Stichting FOM
20 september 2011, 2011/39
Nieuwe microscoop bepaalt hoe snel moleculen licht uitzenden
Onderzoekers van het FOM-instituut AMOLF hebben een nieuwe microscoop
gebouwd waarmee ze kunnen vastleggen, en zelfs kunnen controleren, hoe
snel een molecuul een foton (lichtdeeltje) uitzendt. Het meten doen ze
door lichtbronnen met een nauwkeurigheid van enkele nanometers door
heel kleine optische structuren te bewegen.

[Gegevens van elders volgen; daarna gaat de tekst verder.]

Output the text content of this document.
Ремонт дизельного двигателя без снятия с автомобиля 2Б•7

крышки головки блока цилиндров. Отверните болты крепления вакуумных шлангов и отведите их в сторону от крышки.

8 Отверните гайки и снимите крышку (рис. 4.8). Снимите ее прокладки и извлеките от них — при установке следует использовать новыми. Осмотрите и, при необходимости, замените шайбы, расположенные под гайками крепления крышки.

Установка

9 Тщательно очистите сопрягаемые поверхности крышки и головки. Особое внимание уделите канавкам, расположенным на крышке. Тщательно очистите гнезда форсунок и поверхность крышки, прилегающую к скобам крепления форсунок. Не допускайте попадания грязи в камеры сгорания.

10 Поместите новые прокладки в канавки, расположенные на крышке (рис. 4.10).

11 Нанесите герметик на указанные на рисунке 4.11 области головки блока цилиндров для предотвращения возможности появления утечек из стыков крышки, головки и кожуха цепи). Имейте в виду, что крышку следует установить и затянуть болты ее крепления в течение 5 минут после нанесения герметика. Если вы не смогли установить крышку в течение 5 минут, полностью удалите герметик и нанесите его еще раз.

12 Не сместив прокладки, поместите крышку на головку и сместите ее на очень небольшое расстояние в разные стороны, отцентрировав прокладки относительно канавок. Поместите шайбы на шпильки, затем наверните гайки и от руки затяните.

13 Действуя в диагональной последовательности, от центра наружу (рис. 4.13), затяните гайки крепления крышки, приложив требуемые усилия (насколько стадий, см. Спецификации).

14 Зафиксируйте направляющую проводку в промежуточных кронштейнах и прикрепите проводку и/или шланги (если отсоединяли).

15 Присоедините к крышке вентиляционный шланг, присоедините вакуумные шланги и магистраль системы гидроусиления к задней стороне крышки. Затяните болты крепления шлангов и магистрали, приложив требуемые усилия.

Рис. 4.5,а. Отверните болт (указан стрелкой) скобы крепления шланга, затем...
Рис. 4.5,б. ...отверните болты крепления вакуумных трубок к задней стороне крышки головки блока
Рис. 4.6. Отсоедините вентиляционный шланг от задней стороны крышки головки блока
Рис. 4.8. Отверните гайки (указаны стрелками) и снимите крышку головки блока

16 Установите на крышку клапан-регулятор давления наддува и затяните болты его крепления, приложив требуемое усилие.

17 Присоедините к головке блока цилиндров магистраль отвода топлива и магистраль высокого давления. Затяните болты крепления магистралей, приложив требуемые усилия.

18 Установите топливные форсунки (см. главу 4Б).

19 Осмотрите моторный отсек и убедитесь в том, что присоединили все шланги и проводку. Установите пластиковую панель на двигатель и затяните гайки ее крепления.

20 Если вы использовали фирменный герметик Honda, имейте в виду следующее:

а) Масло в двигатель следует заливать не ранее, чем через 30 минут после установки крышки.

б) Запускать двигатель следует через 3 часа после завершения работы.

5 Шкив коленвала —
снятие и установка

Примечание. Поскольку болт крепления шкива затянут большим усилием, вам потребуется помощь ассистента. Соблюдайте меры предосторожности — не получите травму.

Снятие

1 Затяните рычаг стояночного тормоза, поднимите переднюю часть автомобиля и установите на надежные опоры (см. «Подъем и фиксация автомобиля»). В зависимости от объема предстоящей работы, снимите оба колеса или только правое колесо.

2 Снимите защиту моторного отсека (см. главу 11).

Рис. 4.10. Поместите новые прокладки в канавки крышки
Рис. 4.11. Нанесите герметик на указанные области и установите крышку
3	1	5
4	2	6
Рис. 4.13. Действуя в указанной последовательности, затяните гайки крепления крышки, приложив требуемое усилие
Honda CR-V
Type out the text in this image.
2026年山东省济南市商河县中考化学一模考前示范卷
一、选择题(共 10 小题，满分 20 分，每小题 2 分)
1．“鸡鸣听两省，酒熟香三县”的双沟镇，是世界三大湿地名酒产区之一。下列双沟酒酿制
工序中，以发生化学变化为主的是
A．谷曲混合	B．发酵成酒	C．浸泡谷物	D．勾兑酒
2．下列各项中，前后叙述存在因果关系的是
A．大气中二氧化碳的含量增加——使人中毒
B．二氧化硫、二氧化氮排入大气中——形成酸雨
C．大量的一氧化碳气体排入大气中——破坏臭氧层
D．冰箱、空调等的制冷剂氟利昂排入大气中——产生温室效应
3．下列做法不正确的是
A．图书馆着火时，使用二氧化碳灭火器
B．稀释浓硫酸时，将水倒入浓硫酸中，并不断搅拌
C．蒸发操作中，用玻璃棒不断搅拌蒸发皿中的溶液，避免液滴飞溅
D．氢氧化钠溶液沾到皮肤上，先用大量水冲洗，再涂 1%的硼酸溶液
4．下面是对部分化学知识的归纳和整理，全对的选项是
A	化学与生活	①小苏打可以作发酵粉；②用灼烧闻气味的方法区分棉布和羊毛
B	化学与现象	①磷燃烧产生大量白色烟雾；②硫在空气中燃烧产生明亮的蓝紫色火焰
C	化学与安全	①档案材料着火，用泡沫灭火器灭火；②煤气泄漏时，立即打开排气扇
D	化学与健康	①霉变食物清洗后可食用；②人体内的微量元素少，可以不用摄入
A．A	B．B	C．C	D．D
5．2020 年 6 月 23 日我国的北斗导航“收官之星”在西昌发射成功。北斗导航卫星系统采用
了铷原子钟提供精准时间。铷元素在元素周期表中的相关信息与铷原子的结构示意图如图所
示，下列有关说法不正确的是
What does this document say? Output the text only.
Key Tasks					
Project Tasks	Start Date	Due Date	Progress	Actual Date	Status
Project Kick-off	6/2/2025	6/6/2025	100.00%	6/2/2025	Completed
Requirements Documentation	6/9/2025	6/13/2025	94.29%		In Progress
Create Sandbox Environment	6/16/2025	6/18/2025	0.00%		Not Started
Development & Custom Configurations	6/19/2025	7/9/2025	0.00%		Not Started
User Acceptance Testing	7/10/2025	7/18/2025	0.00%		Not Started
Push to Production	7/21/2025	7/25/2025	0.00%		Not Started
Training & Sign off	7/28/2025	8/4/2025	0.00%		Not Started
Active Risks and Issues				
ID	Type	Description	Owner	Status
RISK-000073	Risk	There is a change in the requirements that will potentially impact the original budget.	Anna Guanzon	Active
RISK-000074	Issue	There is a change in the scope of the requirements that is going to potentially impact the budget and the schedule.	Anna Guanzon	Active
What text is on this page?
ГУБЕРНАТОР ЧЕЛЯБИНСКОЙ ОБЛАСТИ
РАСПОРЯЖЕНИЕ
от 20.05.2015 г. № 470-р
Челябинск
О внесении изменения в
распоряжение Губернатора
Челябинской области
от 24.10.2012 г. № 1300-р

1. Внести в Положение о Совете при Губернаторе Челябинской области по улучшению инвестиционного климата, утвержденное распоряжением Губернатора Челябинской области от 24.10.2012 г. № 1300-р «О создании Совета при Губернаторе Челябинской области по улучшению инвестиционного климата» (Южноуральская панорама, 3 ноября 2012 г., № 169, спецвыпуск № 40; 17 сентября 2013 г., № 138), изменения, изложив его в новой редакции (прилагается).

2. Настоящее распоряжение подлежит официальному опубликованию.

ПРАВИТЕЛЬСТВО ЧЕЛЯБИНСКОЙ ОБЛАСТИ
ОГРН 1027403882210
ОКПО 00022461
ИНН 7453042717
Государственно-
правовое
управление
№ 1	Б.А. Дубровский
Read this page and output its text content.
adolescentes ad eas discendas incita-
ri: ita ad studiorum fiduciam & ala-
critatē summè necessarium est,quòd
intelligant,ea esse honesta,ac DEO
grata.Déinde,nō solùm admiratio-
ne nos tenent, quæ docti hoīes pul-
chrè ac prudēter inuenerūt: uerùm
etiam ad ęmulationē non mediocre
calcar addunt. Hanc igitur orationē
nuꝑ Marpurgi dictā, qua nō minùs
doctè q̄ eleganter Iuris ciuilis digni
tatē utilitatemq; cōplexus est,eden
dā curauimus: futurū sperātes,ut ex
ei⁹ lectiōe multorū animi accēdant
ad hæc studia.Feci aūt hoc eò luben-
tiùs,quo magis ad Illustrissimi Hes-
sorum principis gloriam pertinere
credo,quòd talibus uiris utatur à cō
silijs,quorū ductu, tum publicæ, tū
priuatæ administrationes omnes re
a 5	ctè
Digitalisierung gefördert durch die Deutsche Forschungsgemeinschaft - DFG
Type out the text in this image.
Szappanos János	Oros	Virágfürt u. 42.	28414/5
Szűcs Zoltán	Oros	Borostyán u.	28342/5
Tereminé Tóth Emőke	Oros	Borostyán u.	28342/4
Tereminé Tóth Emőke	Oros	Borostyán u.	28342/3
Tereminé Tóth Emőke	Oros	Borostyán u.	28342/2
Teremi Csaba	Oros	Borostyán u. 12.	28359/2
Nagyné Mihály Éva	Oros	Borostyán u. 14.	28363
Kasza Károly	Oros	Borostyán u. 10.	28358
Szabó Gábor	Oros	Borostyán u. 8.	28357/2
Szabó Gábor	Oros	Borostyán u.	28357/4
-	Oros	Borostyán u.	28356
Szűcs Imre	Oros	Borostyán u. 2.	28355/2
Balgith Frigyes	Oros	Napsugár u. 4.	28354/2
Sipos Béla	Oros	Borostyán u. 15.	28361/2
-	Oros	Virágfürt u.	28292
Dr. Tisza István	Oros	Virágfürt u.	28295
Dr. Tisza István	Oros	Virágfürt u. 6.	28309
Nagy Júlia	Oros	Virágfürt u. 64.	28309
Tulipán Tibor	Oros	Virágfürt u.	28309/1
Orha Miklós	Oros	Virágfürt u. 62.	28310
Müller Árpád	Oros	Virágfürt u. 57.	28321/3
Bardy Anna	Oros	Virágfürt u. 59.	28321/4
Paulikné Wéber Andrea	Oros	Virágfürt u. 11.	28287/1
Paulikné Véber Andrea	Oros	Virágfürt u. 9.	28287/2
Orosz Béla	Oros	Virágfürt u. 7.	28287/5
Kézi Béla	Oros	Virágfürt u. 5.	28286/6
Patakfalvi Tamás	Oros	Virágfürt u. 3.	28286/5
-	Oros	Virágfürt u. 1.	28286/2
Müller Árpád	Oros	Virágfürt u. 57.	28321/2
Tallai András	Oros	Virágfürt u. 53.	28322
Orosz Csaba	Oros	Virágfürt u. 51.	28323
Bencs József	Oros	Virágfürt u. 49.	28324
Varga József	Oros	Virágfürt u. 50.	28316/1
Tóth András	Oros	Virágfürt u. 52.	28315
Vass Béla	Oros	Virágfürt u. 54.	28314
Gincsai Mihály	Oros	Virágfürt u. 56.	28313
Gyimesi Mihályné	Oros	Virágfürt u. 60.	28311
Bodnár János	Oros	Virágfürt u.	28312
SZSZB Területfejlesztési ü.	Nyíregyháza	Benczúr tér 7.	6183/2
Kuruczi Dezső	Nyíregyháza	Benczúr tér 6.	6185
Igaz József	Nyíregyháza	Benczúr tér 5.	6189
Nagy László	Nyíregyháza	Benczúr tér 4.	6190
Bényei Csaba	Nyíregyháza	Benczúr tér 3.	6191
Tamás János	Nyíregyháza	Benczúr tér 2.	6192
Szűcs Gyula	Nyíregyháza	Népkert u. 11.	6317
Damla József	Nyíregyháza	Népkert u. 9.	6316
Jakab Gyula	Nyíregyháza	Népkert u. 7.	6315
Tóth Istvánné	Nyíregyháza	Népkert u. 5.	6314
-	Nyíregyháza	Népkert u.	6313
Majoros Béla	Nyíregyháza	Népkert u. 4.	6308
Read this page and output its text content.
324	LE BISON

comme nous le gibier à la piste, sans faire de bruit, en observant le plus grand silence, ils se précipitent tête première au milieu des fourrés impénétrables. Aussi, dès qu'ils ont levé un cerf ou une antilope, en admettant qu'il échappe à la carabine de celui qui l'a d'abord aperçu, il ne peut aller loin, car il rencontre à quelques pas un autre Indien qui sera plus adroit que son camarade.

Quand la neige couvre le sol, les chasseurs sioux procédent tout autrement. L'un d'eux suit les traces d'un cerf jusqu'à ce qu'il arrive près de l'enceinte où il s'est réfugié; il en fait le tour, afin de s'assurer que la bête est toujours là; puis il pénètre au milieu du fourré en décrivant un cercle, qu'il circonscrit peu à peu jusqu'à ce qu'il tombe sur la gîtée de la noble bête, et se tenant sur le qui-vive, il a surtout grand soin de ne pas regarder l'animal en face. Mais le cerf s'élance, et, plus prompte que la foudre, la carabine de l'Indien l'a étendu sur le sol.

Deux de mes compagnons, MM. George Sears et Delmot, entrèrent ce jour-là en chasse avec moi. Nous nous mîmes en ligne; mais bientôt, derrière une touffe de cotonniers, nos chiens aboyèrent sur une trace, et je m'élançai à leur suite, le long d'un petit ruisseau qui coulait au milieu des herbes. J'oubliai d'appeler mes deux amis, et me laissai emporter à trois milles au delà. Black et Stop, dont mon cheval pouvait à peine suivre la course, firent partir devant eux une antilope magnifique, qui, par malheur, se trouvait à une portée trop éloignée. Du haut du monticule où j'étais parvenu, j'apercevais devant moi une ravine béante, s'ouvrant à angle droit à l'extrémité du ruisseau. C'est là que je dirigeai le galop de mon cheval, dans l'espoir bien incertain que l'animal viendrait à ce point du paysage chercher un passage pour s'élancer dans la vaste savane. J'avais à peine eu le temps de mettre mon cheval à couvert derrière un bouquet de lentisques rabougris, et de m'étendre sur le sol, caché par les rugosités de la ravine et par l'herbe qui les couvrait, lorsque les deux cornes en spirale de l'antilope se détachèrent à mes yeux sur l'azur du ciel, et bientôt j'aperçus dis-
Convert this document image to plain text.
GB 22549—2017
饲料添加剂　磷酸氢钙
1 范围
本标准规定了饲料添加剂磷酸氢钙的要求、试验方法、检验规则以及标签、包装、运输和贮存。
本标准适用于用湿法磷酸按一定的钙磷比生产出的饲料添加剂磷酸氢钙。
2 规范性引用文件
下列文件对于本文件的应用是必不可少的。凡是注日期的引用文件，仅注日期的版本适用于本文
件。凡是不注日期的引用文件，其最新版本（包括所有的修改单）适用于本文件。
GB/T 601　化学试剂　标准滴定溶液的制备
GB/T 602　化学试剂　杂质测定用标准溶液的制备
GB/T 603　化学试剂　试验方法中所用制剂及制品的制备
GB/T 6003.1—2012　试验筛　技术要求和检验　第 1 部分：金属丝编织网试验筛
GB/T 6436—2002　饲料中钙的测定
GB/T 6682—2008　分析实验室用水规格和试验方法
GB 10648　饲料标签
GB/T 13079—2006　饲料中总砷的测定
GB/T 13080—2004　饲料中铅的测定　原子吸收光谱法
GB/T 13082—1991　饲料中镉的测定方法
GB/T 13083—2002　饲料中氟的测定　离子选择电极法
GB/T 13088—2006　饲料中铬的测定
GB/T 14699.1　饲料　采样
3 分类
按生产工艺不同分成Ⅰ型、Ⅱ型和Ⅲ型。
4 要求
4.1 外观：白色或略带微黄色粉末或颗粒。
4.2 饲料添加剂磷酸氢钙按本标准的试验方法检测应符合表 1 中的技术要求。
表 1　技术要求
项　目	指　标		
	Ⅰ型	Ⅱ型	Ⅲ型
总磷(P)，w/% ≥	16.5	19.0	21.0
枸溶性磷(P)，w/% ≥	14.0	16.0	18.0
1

Door de lichtbron op
specifieke plekken in de structuren te plaatsen kunnen ze ook
beïnvloeden hoe snel het licht uitgezonden wordt. Deze doorbraak is van
belang voor vele toepassingen, van kleine optische sensoren en optische
computer chips tot quantum-informatietechnologie. Het resultaat
verscheen 16 september in het prestigieuze tijdschrift Physical Review
Letters.
Figuur 1. Lichtbron beweegt over zilverdraad
vergroten Figuur 1. Lichtbron beweegt over zilverdraad
De eerste uitdaging is om een nano-lichtbron aan het uiteinde van een
zeer scherpe naald te lijmen. Vervolgens bewegen de onderzoekers de
lichtbron over de fotonische structuur - in dit geval een hele dunne
zilverdraad - om een landkaart te maken die vertelt hoe snel de
lichtbron licht uitzet, afhankelijk van waar hij is.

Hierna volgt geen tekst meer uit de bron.